Mandalay, Myanmar, 9 April 2022 – Uskup Agung Mandalay Marco Win Tin, Vikaris Jenderal Monsignor Domenic Kyo Du dan staf masing-masing, bersama dengan sekitar 20 imam diosesan, masih dalam tahanan rumah dan tidak dapat berkomunikasi di Katedral Hati Kudus sejak tentara pemerintah secara paksa menduduki kompleks keuskupan agung di jantung dari pusat Kota Mandalay Jumat (8/4) sore.

Kerabat dan teman Vikaris Jenderal Monsignor Domenic Kyo Du mengatakan mereka tidak dapat menghubungi monsignor atau siapa pun di stafnya sejak insiden itu dimulai.
“Ponselnya tidak aktif. Tidak ada yang menjawab telepon di sana. Telepon rumah mungkin dicabut. Saya tidak bisa melewatinya,” salah satu sumber ini mengatakan kepada CNA.
Sekitar 40 tentara pemerintah secara paksa menduduki katedral pada pukul 14:30, Jumat sebelum Misa Prapaskah. Jemaat di dalam gereja – termasuk koresponden CNA – ditahan di sana selama berjam-jam. Uskup agung dan staf keuskupan agung lainnya juga digiring ke katedral.
Umat akhirnya diizinkan untuk pergi, dan sekitar 30 petugas tetap berada di katedral semalaman.

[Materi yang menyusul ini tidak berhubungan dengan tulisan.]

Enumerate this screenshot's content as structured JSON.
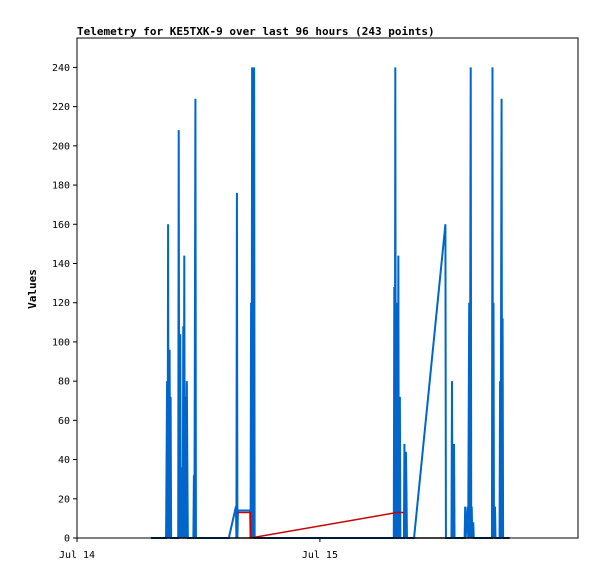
{
  "chart_data": {
    "type": "line",
    "title": "Telemetry for KE5TXK-9 over last 96 hours (243 points)",
    "ylabel": "Values",
    "xlabel": "",
    "ylim": [
      0,
      255
    ],
    "yticks": [
      0,
      20,
      40,
      60,
      80,
      100,
      120,
      140,
      160,
      180,
      200,
      220,
      240
    ],
    "xlim_hours": [
      0,
      49.5
    ],
    "xticks": [
      {
        "label": "Jul 14",
        "hour": 0
      },
      {
        "label": "Jul 15",
        "hour": 24
      }
    ],
    "grid": false,
    "legend": "none",
    "series": [
      {
        "color": "#0066cc",
        "points": [
          [
            7.3,
            0
          ],
          [
            8.8,
            0
          ],
          [
            8.9,
            80
          ],
          [
            8.95,
            0
          ],
          [
            9.0,
            160
          ],
          [
            9.05,
            0
          ],
          [
            9.15,
            96
          ],
          [
            9.2,
            0
          ],
          [
            9.25,
            72
          ],
          [
            9.3,
            0
          ],
          [
            10.0,
            0
          ],
          [
            10.05,
            208
          ],
          [
            10.1,
            0
          ],
          [
            10.2,
            104
          ],
          [
            10.25,
            0
          ],
          [
            10.4,
            36
          ],
          [
            10.45,
            0
          ],
          [
            10.5,
            108
          ],
          [
            10.55,
            0
          ],
          [
            10.6,
            144
          ],
          [
            10.65,
            0
          ],
          [
            10.7,
            72
          ],
          [
            10.75,
            0
          ],
          [
            10.85,
            80
          ],
          [
            10.9,
            40
          ],
          [
            10.95,
            0
          ],
          [
            11.5,
            0
          ],
          [
            11.55,
            32
          ],
          [
            11.6,
            0
          ],
          [
            11.7,
            224
          ],
          [
            11.75,
            0
          ],
          [
            15.0,
            0
          ],
          [
            15.7,
            16
          ],
          [
            15.75,
            0
          ],
          [
            15.8,
            176
          ],
          [
            15.85,
            0
          ],
          [
            15.9,
            14
          ],
          [
            17.1,
            14
          ],
          [
            17.15,
            0
          ],
          [
            17.2,
            120
          ],
          [
            17.25,
            0
          ],
          [
            17.3,
            240
          ],
          [
            17.35,
            0
          ],
          [
            17.4,
            120
          ],
          [
            17.45,
            0
          ],
          [
            17.5,
            240
          ],
          [
            17.55,
            0
          ],
          [
            31.3,
            0
          ],
          [
            31.35,
            128
          ],
          [
            31.4,
            0
          ],
          [
            31.45,
            240
          ],
          [
            31.5,
            0
          ],
          [
            31.55,
            120
          ],
          [
            31.6,
            0
          ],
          [
            31.7,
            0
          ],
          [
            31.75,
            144
          ],
          [
            31.8,
            0
          ],
          [
            31.9,
            72
          ],
          [
            31.95,
            0
          ],
          [
            32.3,
            0
          ],
          [
            32.35,
            48
          ],
          [
            32.4,
            0
          ],
          [
            32.5,
            44
          ],
          [
            32.55,
            24
          ],
          [
            32.6,
            0
          ],
          [
            33.3,
            0
          ],
          [
            36.4,
            160
          ],
          [
            36.45,
            0
          ],
          [
            37.0,
            0
          ],
          [
            37.05,
            80
          ],
          [
            37.1,
            0
          ],
          [
            37.25,
            48
          ],
          [
            37.3,
            0
          ],
          [
            38.3,
            0
          ],
          [
            38.35,
            16
          ],
          [
            38.4,
            0
          ],
          [
            38.6,
            16
          ],
          [
            38.65,
            0
          ],
          [
            38.75,
            120
          ],
          [
            38.8,
            0
          ],
          [
            38.9,
            240
          ],
          [
            38.95,
            0
          ],
          [
            39.0,
            16
          ],
          [
            39.05,
            0
          ],
          [
            39.15,
            8
          ],
          [
            39.2,
            0
          ],
          [
            41.0,
            0
          ],
          [
            41.05,
            240
          ],
          [
            41.1,
            0
          ],
          [
            41.15,
            120
          ],
          [
            41.2,
            0
          ],
          [
            41.3,
            16
          ],
          [
            41.35,
            0
          ],
          [
            41.75,
            0
          ],
          [
            41.8,
            80
          ],
          [
            41.85,
            0
          ],
          [
            41.95,
            224
          ],
          [
            42.0,
            0
          ],
          [
            42.05,
            112
          ],
          [
            42.1,
            0
          ],
          [
            42.75,
            0
          ]
        ]
      },
      {
        "color": "#cc0000",
        "points": [
          [
            15.9,
            13
          ],
          [
            17.15,
            13
          ],
          [
            17.15,
            0
          ],
          [
            31.6,
            13
          ],
          [
            32.3,
            13
          ]
        ]
      },
      {
        "color": "#000000",
        "points": [
          [
            7.3,
            0
          ],
          [
            42.75,
            0
          ]
        ]
      }
    ]
  }
}
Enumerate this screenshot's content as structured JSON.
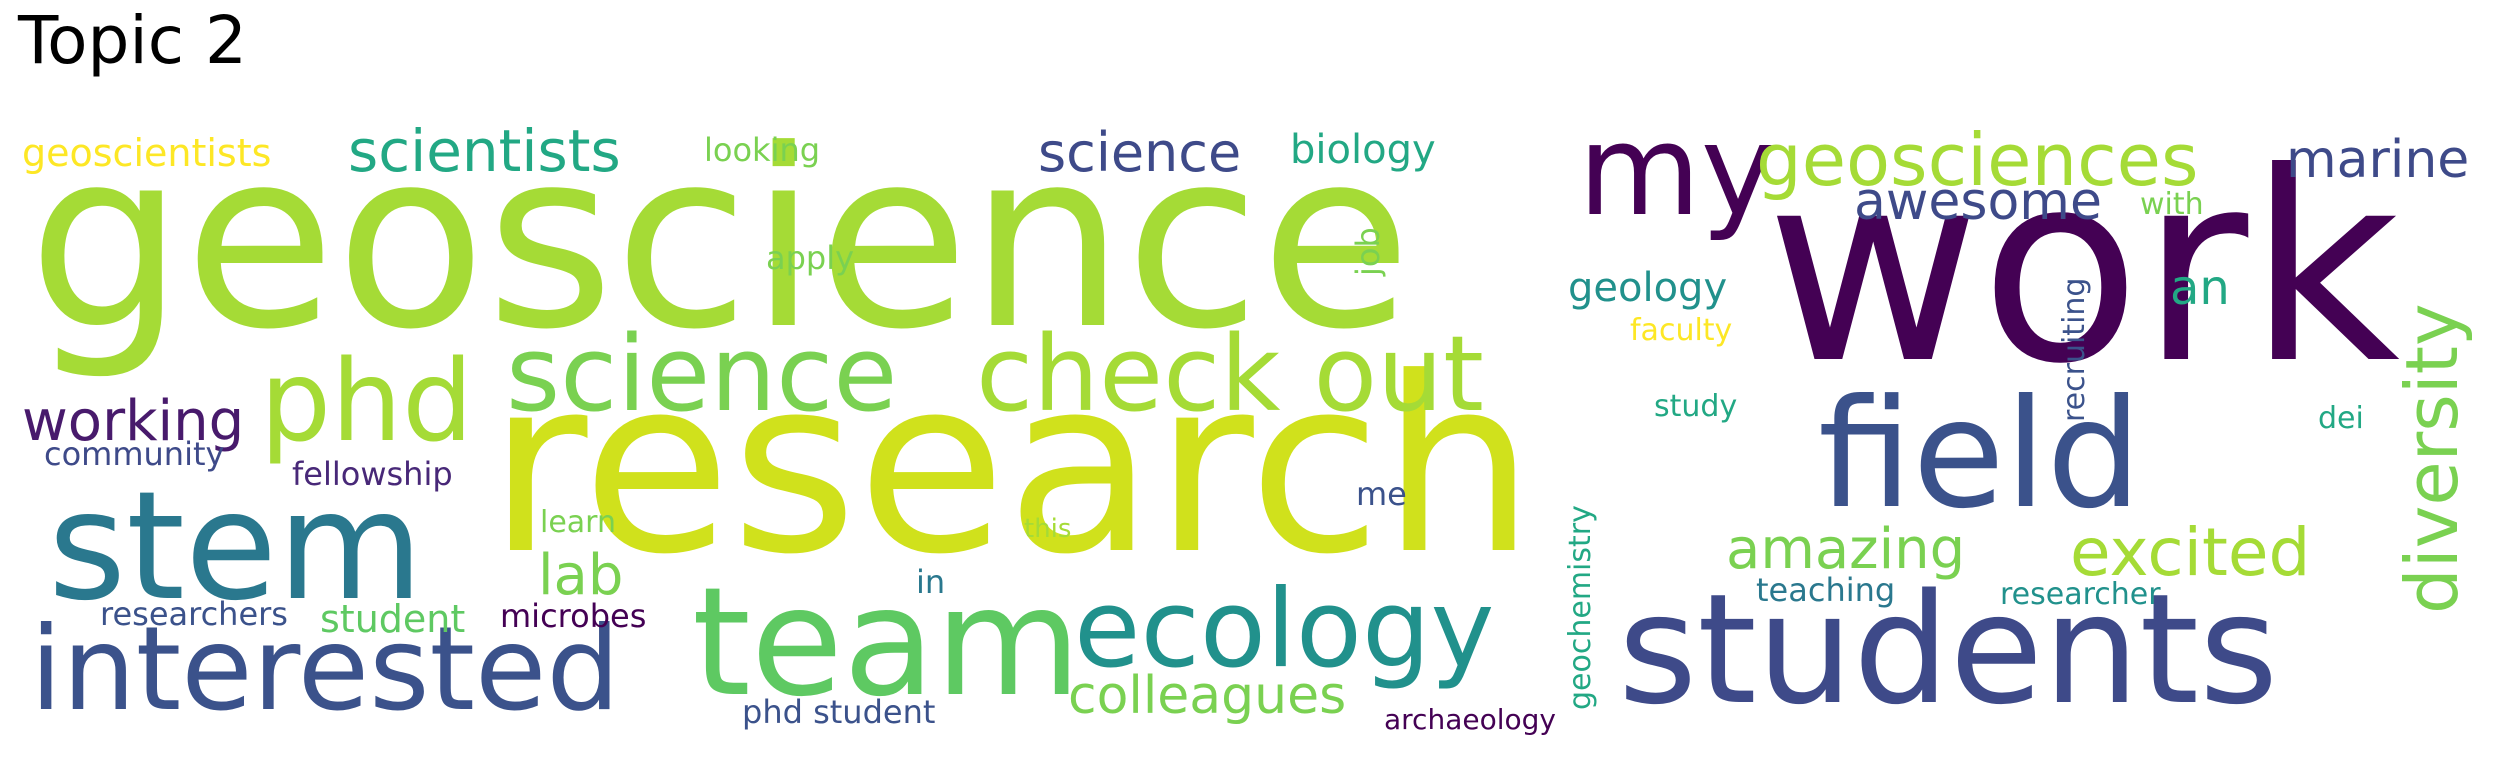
{
  "title": "Topic 2",
  "palette": {
    "lime": "#a5db36",
    "yellow_green": "#d0e11c",
    "dark_purple": "#440154",
    "indigo": "#481a6c",
    "slate_blue": "#3e4a89",
    "blue": "#3b528b",
    "teal": "#2a788e",
    "green_teal": "#21918c",
    "sea_green": "#22a884",
    "green": "#5ec962",
    "light_green": "#7ad151",
    "yellow": "#fde725",
    "purple": "#482878"
  },
  "words": [
    "geoscience",
    "research",
    "work",
    "students",
    "team",
    "field",
    "stem",
    "interested",
    "ecology",
    "science",
    "check out",
    "phd",
    "my",
    "geosciences",
    "scientists",
    "science",
    "diversity",
    "excited",
    "marine",
    "awesome",
    "working",
    "colleagues",
    "amazing",
    "lab",
    "geology",
    "geoscientists",
    "biology",
    "an",
    "student",
    "researchers",
    "community",
    "fellowship",
    "microbes",
    "looking",
    "apply",
    "job",
    "faculty",
    "study",
    "recruiting",
    "with",
    "dei",
    "learn",
    "this",
    "me",
    "in",
    "teaching",
    "researcher",
    "geochemistry",
    "phd student",
    "archaeology"
  ]
}
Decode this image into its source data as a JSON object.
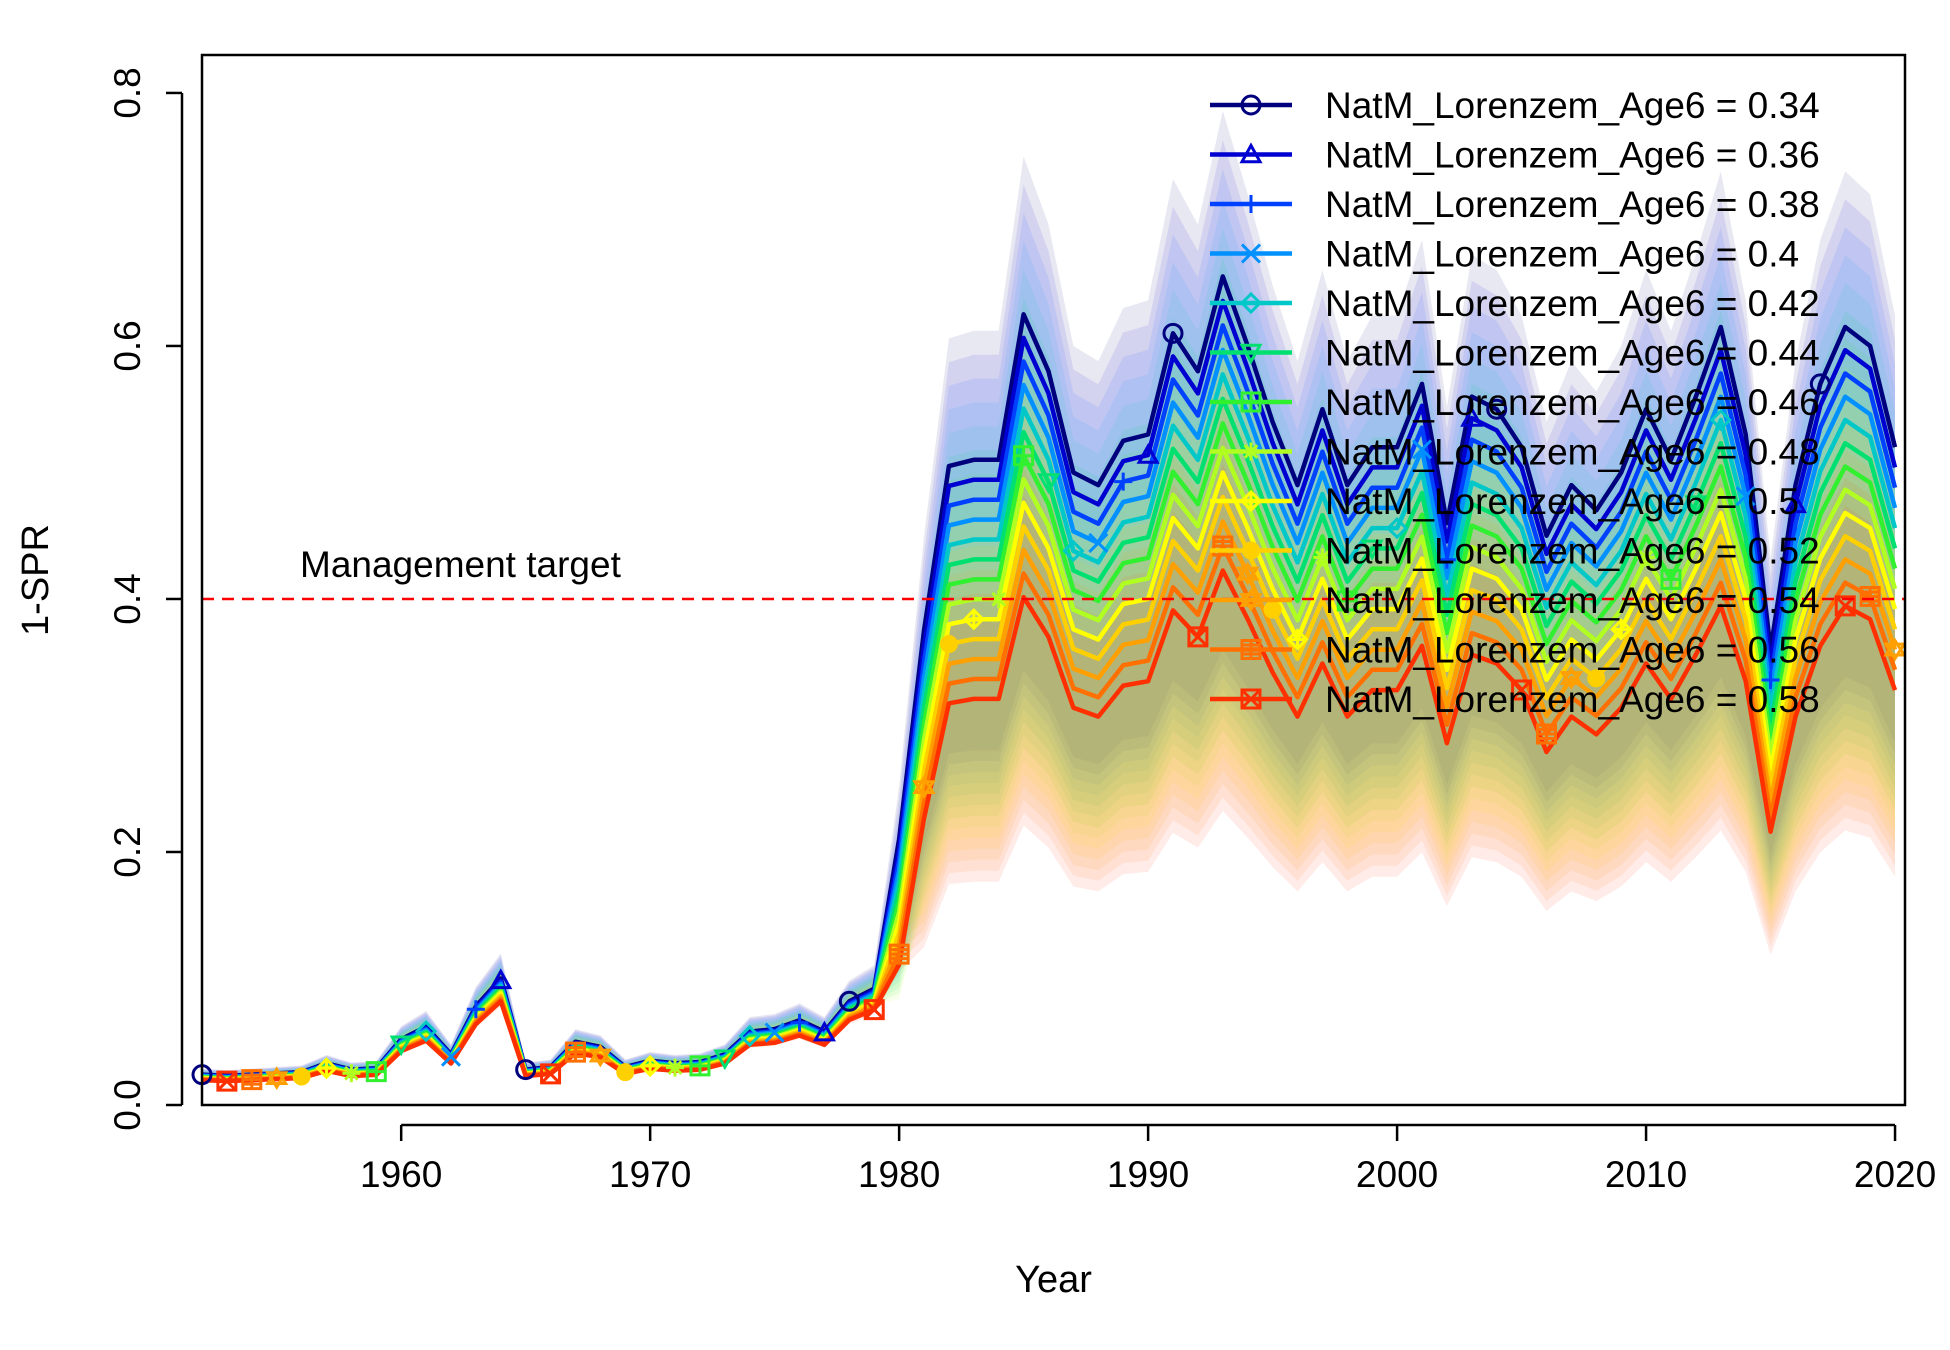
{
  "chart_data": {
    "type": "line",
    "title": "",
    "xlabel": "Year",
    "ylabel": "1-SPR",
    "xlim": [
      1952,
      2020
    ],
    "ylim": [
      0,
      0.8
    ],
    "x_ticks": [
      1960,
      1970,
      1980,
      1990,
      2000,
      2010,
      2020
    ],
    "y_ticks": [
      0.0,
      0.2,
      0.4,
      0.6,
      0.8
    ],
    "x_tick_labels": [
      "1960",
      "1970",
      "1980",
      "1990",
      "2000",
      "2010",
      "2020"
    ],
    "y_tick_labels": [
      "0.0",
      "0.2",
      "0.4",
      "0.6",
      "0.8"
    ],
    "grid": false,
    "legend_position": "top-right",
    "reference_line": {
      "y": 0.4,
      "label": "Management target",
      "color": "#ff0000"
    },
    "x": [
      1952,
      1953,
      1954,
      1955,
      1956,
      1957,
      1958,
      1959,
      1960,
      1961,
      1962,
      1963,
      1964,
      1965,
      1966,
      1967,
      1968,
      1969,
      1970,
      1971,
      1972,
      1973,
      1974,
      1975,
      1976,
      1977,
      1978,
      1979,
      1980,
      1981,
      1982,
      1983,
      1984,
      1985,
      1986,
      1987,
      1988,
      1989,
      1990,
      1991,
      1992,
      1993,
      1994,
      1995,
      1996,
      1997,
      1998,
      1999,
      2000,
      2001,
      2002,
      2003,
      2004,
      2005,
      2006,
      2007,
      2008,
      2009,
      2010,
      2011,
      2012,
      2013,
      2014,
      2015,
      2016,
      2017,
      2018,
      2019,
      2020
    ],
    "base_series": [
      0.024,
      0.023,
      0.024,
      0.025,
      0.026,
      0.033,
      0.028,
      0.029,
      0.052,
      0.062,
      0.04,
      0.078,
      0.1,
      0.028,
      0.03,
      0.05,
      0.046,
      0.03,
      0.035,
      0.033,
      0.034,
      0.04,
      0.058,
      0.06,
      0.067,
      0.058,
      0.082,
      0.092,
      0.21,
      0.375,
      0.505,
      0.51,
      0.51,
      0.625,
      0.58,
      0.5,
      0.49,
      0.525,
      0.53,
      0.61,
      0.58,
      0.655,
      0.6,
      0.54,
      0.49,
      0.55,
      0.49,
      0.52,
      0.52,
      0.57,
      0.46,
      0.56,
      0.55,
      0.52,
      0.45,
      0.49,
      0.47,
      0.5,
      0.55,
      0.51,
      0.56,
      0.615,
      0.53,
      0.36,
      0.49,
      0.57,
      0.615,
      0.6,
      0.52
    ],
    "series_offsets": [
      0.0,
      -0.003,
      -0.006,
      -0.009,
      -0.012,
      -0.015,
      -0.018,
      -0.021,
      -0.024,
      -0.027,
      -0.03,
      -0.033,
      -0.036
    ],
    "series_scale": [
      1.0,
      0.975,
      0.95,
      0.925,
      0.9,
      0.875,
      0.85,
      0.825,
      0.8,
      0.775,
      0.75,
      0.725,
      0.7
    ],
    "band": {
      "low_factor": 0.55,
      "high_factor": 1.2
    },
    "series": [
      {
        "name": "NatM_Lorenzem_Age6 = 0.34",
        "color": "#00007f",
        "marker": "circle"
      },
      {
        "name": "NatM_Lorenzem_Age6 = 0.36",
        "color": "#0000d0",
        "marker": "triangle"
      },
      {
        "name": "NatM_Lorenzem_Age6 = 0.38",
        "color": "#0040ff",
        "marker": "plus"
      },
      {
        "name": "NatM_Lorenzem_Age6 = 0.4",
        "color": "#0090ff",
        "marker": "x"
      },
      {
        "name": "NatM_Lorenzem_Age6 = 0.42",
        "color": "#00c8c8",
        "marker": "diamond"
      },
      {
        "name": "NatM_Lorenzem_Age6 = 0.44",
        "color": "#00e070",
        "marker": "triangle-down"
      },
      {
        "name": "NatM_Lorenzem_Age6 = 0.46",
        "color": "#30f030",
        "marker": "square-plus"
      },
      {
        "name": "NatM_Lorenzem_Age6 = 0.48",
        "color": "#b0ff20",
        "marker": "star"
      },
      {
        "name": "NatM_Lorenzem_Age6 = 0.5",
        "color": "#ffff00",
        "marker": "diamond-plus"
      },
      {
        "name": "NatM_Lorenzem_Age6 = 0.52",
        "color": "#ffd000",
        "marker": "filled-circle"
      },
      {
        "name": "NatM_Lorenzem_Age6 = 0.54",
        "color": "#ffa000",
        "marker": "star-of-david"
      },
      {
        "name": "NatM_Lorenzem_Age6 = 0.56",
        "color": "#ff7000",
        "marker": "square-grid"
      },
      {
        "name": "NatM_Lorenzem_Age6 = 0.58",
        "color": "#ff3000",
        "marker": "square-x"
      }
    ]
  }
}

Tidak bersedia disebutkan namanya karena alasan keamanan, empat imam keuskupan agung setempat lainnya mengatakan bahwa mereka secara pribadi telah meminta doa dari antara umat mereka untuk uskup agung dan stafnya, tetapi mereka bahkan dilarang menyebutkan krisis itu secara terbuka selama Misa.

“Saya tidak tahu apa yang harus dilakukan pada tingkat praktis,” jelas seorang imam. “Saya berdoa. Kami semua berdoa tapi ini terlalu jauh. Kami mengharapkan ini mengingat kejahatan yang dilakukan orang-orang ini di Negara Bagian Chin dan Provinsi Karen, Karenni, Wu, dan Shan. Mereka membantai orang-orang Kristen di mana-mana di Myanmar.”
Myanmar adalah nama resmi untuk Burma yang dilembagakan pada tahun 1988 setelah kudeta militer kedua dari tiga yang mengguncang negara itu.
“Kami punya doa. Senjata mereka tidak akan cukup untuk memungkinkan mereka menang,” jelas imam lain. “Ini penistaan.”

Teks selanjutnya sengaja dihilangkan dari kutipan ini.